Los centros de datos, una industria emergente del presente: "Aragón vive un momento que nadie pone en duda"
De la nada al todo. Aragón va a experimentar en los próximos años un auge exponencial en la instalación de centros de datos. La comunidad, gobernada por Jorge Azcón, mantiene una firme apuesta por esta industria, y ya tiene cerrados varios acuerdos con grandes empresas como Microsoft, Blackstone, Amazon Web Services. La región quiere ser un referente a nivel europeo en la instalación de estos proyectos y desde la DGA quieren que se convierta en la Virginia europea por la proliferación de estas infraestructuras y su regulación desde las administraciones.
Pese a ello, hay un sector que se posiciona en contra de estos proyectos bajo una premisa: la energía y el uso de recursos naturales en beneficio de las empresas. Aragón es tierra de sol, agua, viento y suelo y, además, tiene una ubicación idónea para levantar estas construcciones.
A grandes rasgos, los centros de datos son lugares donde se almacenan y procesas grandes cantidades de información. Se requiere mucha energía y sistemas de refrigeración para su explotación. Este tipo de industria emergente sirve como nube de almacenamiento para páginas web, correos electrónicos, vídeos...
HOY ARAGÓN comienza un serial de tres artículos sobre cómo los expertos ven la llegada de centros de datos. KPMG recibe a este medio en su sede en Madrid con una vista panorámica de la ciudad.
"En 2024, el 1,3% de la generación potencial de parques renovables españoles se perdió porque el sistema era incapaz de evacuar la energía generada porque no había demanda o porque las redes estaban colapsadas. Es una energía perdida porque no somos capaces de almacenarlo para usarlo después", ha señalado Jorge Solaun, socio responsable de Energía, Infra & ESG en Deal Strategy de KPMG en España.
Respecto al papel que pueden desarrollar los centros de datos en el tejido industrial, Antonio Mosquera, socio del área de Strategy & Value Creation de KPMG en España, recalca que los centros de datos "acaban de llegar por la oferta, pero que la demanda llegó hace bastante tiempo. España está bastante desbalanceada respecto a oferta y demanda y gran parte de la demanda que nosotros producimos se cubre desde la zona de Frankfurt, Londres, Ámsterdam y París". Desde esta firma de servicios profesionales creen que esta zona de Europa está asumiendo una mayor carga de la que están preparadas y ese excedente va a tener que caer a mercados como el español "y va a tener que ir preparándose para esa demanda".
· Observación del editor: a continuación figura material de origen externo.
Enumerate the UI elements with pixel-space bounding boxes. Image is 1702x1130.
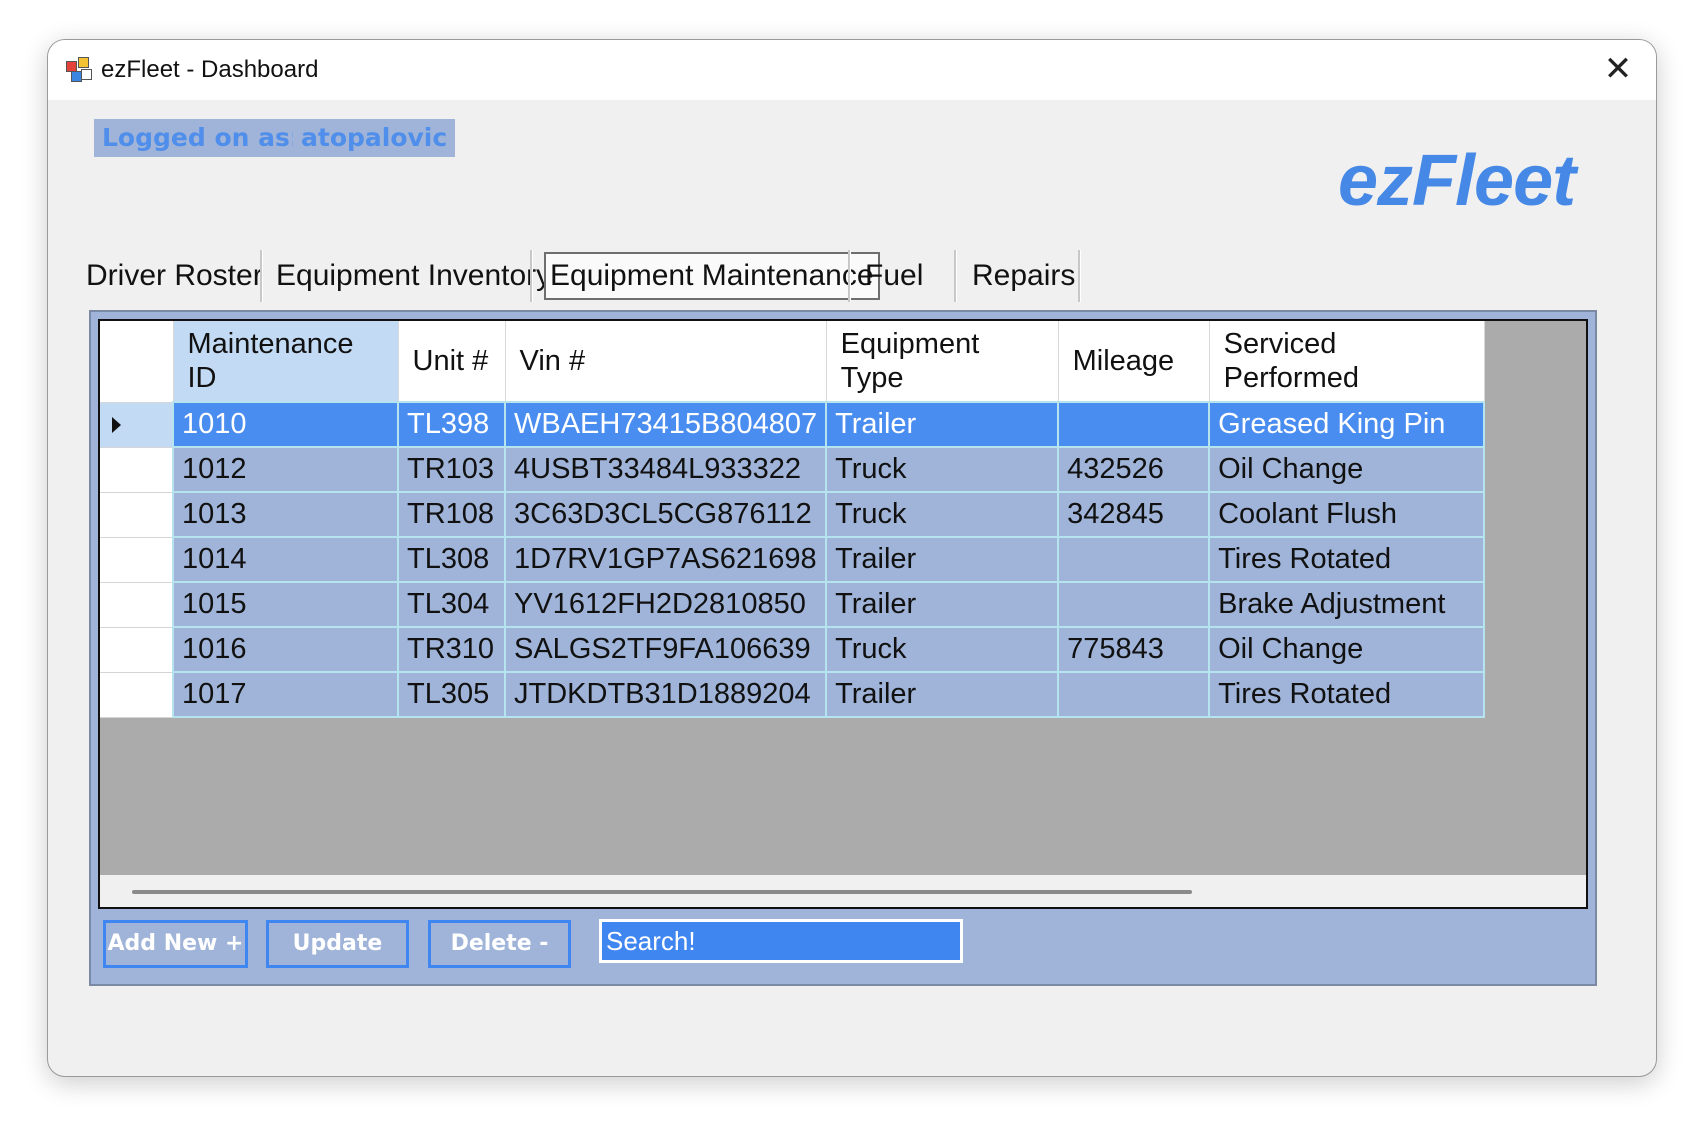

"España tiene una posición muy buena gracias a que tenemos energía barata, costes de construcción baratos, muy buena conectividad. Aragón es un sitio muy bueno porque estás en una zona que conecta Madrid, Barcelona, Valencia y Bilbao y tiene otro punto y es que está en medio de la mayor autopista terrestre de conectividad española que es Madrid-París. Tiene todos los puntos para jugar un papel muy importante para cubrir la demanda interna de España como para sumir la demanda de otros países", ha afirmado Mosquera en la sede de KPMG en Madrid.
Una de las claves por las que la llegada de los centros de datos va con la rapidez de una locomotora antes que a ritmo tren de alta velocidad es por las altas burocracias a las que están sometidas y a la lentitud y la incertidumbre en la tramitación.
En cuanto al empleo, uno de los eternos debates en este asunto, desde KPMG quitan hierro al asunto porque "va a generar mucho dinero en la construcción, va a necesitar un mantenimiento, se creará negocio en torno a ello y pagarán los impuestos que tengan que pagar. No le veo grandes problemas", ha aseverado Solaun. A pesar de ello, hay un cierto sector social que apunta que no es oro todo lo que reluce porque gran parte de los trabajos que conllevan estas inversiones son indirectos y, una vez construidos, se crean pocos puestos de trabajo pero muy cualificados.
A pesar de que Aragón aún es un cigoto en los centros de datos, hay otras comunidades que ya han crecido y están dando sus primeros pasos. Desde KPMG aseguran a HOY ARAGÓN que Madrid capta alrededor del 70% de la capacidad instalada. A pesar de ello, la comunidad aragonesa vive "un crecimiento que nadie lo pone en duda", ha apuntado Mosquera.
Estos expertos no ven que los centros de datos tengan letra pequeña. De hecho, Solaun destaca que "el consumo de datos solo aporta beneficios y para eso hay que tener unas infraestructuras digitales como fibras o centros de datos. No contaminan y generan empleo. Las carreteras también solo generan empleo en la construcción, pero son necesarias". Además, señala que "es una de las industrias que deberían ser menos discutidas por lo que aportan".